Неслышно спятились мы за шиповник, молча спустились к речке, ниже «калача» снова узкой, молчком умылись и перекусили у зарода. И когда «вернулись» из давнего и недавнего прошлого к самим себе, Иван бодро поднялся на ноги и досказал недоговоренное давеча:

— А сейчас за то, о чем твои руки истосковались, — за литовки!

— Да ну, неужели покосим?

— Досыта намашемся! И не беспокойся, литовки у меня есть, загодя припасены у Козлиной еланки.

— Что-то я о таковой не слыхивал, вроде бы все тутошные названия знаю? — удивился братовым словам.

— Мало ли что бывает, идет жизнь, появляются новые названия. А ты не сиди, вставай и двинем косить.

…Через ляжины и ракитники, за лесным болотцем и дружно вымахнувшим березняком открылась некошеная еланка. Сюда можно было пробраться только пешим ходом, даже на мотоцикле-«козле» не проскочить зыбко-водянистую низинку между бугорком и лесом. Иван сунулся в таловый куст и вернулся с литовками и оселками.

Я, конечно, радуюсь, но…

— Ты что, бычка решил, Ваня, в зиму пустить? Говорил: зарода до свежей зелени довольно?

— А и не догадываешься? — начиная оберучник, произносит Иван. — Еланка-то Козлиной зовется! Вот для них, козлов, и накосим стожок. Да, да, для косуль, для наших лесных овечек!

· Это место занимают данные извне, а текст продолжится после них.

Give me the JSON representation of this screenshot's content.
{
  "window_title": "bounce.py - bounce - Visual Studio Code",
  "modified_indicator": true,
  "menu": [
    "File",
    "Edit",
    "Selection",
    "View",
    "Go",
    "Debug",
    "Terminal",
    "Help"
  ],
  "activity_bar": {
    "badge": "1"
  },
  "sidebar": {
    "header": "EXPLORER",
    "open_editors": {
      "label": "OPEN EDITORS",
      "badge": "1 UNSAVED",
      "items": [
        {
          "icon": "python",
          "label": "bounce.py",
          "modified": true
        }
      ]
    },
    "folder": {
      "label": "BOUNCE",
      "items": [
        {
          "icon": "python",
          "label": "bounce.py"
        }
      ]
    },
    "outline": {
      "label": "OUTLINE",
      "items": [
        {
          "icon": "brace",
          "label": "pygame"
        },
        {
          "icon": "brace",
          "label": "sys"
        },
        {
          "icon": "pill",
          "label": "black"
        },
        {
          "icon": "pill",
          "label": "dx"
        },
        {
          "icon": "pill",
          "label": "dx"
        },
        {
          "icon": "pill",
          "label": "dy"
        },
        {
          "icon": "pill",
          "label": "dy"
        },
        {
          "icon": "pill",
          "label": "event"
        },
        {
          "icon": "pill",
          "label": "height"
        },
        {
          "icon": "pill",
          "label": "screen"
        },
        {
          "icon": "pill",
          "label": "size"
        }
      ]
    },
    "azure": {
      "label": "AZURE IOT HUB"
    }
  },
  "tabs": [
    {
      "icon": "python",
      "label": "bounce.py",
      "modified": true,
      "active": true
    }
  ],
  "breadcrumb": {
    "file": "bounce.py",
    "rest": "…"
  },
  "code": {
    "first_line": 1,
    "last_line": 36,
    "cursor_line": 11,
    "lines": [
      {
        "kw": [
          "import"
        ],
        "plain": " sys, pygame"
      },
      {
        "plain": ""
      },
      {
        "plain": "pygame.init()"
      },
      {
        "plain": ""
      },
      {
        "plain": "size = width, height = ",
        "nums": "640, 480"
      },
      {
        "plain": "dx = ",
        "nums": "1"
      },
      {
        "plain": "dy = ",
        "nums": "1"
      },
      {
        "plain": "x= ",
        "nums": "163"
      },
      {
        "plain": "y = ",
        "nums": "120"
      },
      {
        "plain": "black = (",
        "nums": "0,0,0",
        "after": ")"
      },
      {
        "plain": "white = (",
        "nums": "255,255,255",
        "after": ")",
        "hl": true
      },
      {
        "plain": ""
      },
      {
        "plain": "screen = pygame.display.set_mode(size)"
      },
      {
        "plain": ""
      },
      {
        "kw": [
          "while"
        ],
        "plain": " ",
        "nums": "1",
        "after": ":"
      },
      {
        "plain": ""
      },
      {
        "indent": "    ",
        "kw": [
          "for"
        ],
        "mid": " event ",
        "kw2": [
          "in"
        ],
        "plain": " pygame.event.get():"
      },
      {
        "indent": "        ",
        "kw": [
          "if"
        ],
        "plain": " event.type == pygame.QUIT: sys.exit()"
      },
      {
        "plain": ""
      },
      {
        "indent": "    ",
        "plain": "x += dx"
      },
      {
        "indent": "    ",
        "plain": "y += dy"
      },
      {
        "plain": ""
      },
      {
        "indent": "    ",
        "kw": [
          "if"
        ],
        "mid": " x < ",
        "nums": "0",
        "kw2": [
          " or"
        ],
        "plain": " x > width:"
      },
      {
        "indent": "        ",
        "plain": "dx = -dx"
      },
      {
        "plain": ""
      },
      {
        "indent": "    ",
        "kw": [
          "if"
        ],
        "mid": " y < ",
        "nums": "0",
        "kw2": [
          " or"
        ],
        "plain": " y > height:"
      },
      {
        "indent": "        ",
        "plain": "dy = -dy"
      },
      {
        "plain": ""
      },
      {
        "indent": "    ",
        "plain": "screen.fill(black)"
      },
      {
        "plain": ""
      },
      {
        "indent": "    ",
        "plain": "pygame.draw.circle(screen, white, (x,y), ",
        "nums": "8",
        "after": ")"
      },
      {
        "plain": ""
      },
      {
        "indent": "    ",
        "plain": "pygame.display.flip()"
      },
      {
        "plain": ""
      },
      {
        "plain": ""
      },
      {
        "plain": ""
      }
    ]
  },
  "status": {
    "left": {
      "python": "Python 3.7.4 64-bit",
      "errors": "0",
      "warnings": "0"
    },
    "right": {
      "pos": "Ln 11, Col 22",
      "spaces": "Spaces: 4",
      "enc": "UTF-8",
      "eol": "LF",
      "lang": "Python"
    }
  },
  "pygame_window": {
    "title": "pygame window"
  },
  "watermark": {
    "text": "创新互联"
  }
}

— Фу ты! — смеюсь я и шлепаю себя по плешине. Полвека прожил, а до простого не додумался.

На еланке разнотравье густое, мягкое и до того пестрое — залюбуешься! И зверобой с душицей, и ромашки с козлобородником, и клевер с вязилем, и лабазник с журавельником, и чистец лесной с мягкими листьями еще весной отцветших медунок… Не еланка — настоящая зеленая аптека.

С приближением вечера пожаловали к нам и комары, днем «прижатые» жарой, а следом за ними вылетели и стрекозы. Мы с братом в поту «добиваем» еланку, а вокруг нас звонко стригут крылышками неутомимые охотницы. Вот и «свалили» траву, отпотевшую с росы, и присели передохнуть к березам. Иван глянул на часы и поднял указательный палец:

— Тихо, сей момент явятся хозяева принимать работу!

— Учетчик бригадный, да?

— А ты не смейся! Точно покажутся козлы, как по расписанию.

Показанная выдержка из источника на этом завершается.